Na scenie pojawiają się kolejne postacie. Są wśród nich pracownicy wielkich korporacji i zwykli ludzie, którzy wpadli w pętle kredytów. Wojująca reżyserka rzuca w twarz pracownikom mediów: - Z dupy to jest wzięte, co mówicie! Wy macie władzy patrzeć na ręce! - żąda. Obok - dziennikarze "Gazety Wyborczej" z łezką w oku wspominają lata 90., a słynny dziennikarz śledczy Carl Bernstein (ten od afery Watergate) umiera na raka, który toczy Amerykę.
Przed oczy widzów wraca także duch Amy Winehouse. Jedna z aktorek, wcielająca się w zaskakującą rolę koncernu Sony Music Entertainment, rozkazuje słaniającej się brytyjskiej artystce: - Chcę, żebyś poszła tam! I sceniczna Amy idzie chwiejnym krokiem w stronę mikrofonu, by wybełkotać do niego słynne: "Hello Belgrad!".
To echa autentycznego koncertu, który odbył się 29 czerwca 2011 r. w stolicy Serbii. Uzależniona od narkotyków i alkoholu piosenkarka ledwo trzymała się tam nogach. Nikomu nie przyszło do głowy, by jej występ po prostu przerwać.

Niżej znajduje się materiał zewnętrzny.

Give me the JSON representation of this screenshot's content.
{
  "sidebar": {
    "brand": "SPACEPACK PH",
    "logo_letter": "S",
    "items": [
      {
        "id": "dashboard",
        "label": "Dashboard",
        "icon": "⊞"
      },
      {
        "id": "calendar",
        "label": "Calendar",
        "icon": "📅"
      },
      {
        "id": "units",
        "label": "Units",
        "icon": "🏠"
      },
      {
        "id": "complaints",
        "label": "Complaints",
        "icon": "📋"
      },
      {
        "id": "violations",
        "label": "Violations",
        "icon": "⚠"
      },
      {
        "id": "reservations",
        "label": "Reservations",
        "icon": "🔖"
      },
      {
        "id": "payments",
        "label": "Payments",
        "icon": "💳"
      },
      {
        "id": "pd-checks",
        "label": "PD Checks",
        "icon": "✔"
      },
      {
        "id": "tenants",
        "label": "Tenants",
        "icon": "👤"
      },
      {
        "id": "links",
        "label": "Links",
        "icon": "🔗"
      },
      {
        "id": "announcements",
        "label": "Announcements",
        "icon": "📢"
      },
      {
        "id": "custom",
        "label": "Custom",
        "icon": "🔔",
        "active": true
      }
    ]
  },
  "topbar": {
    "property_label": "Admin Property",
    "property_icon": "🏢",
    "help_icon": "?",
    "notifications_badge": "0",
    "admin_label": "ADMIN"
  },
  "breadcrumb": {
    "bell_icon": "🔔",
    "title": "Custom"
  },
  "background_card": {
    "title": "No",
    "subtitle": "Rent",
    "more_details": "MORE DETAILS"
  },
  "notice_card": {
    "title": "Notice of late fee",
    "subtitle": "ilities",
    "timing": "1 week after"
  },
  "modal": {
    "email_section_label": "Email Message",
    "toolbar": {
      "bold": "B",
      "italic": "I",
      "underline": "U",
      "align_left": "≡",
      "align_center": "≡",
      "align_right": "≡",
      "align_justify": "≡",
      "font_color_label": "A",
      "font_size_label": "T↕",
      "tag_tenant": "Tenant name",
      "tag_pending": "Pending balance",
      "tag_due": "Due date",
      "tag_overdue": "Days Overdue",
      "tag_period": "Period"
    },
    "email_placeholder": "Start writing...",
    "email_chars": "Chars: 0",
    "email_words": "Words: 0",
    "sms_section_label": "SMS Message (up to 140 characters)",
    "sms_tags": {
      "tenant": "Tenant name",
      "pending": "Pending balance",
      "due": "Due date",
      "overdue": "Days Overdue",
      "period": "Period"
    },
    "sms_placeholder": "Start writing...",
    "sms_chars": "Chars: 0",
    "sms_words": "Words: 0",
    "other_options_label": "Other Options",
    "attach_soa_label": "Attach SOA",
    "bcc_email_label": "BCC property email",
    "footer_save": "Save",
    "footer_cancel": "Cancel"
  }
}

Miesiąc później artystka już nie żyła. Gdy znaleziono ją w londyńskim mieszkaniu, miała 4 promile alkoholu we krwi.
Do historii słynnej piosenkarki Strzępka i Demirski dopisują zaskakujący rozdział. Jaki? To trzeba sprawdzić samemu. Warto też się dowiedzieć przy okazji, czy w dzisiejszych czasach możliwe jest jeszcze zbudowanie wspólnoty. Takiej pierwotnej, odzianej w koce, skupionej w kręgu wokół ognia.
Bilety na spektakl w Sali Wielkiej kosztują 20 zł (ulgowe) i 30 zł (normalne).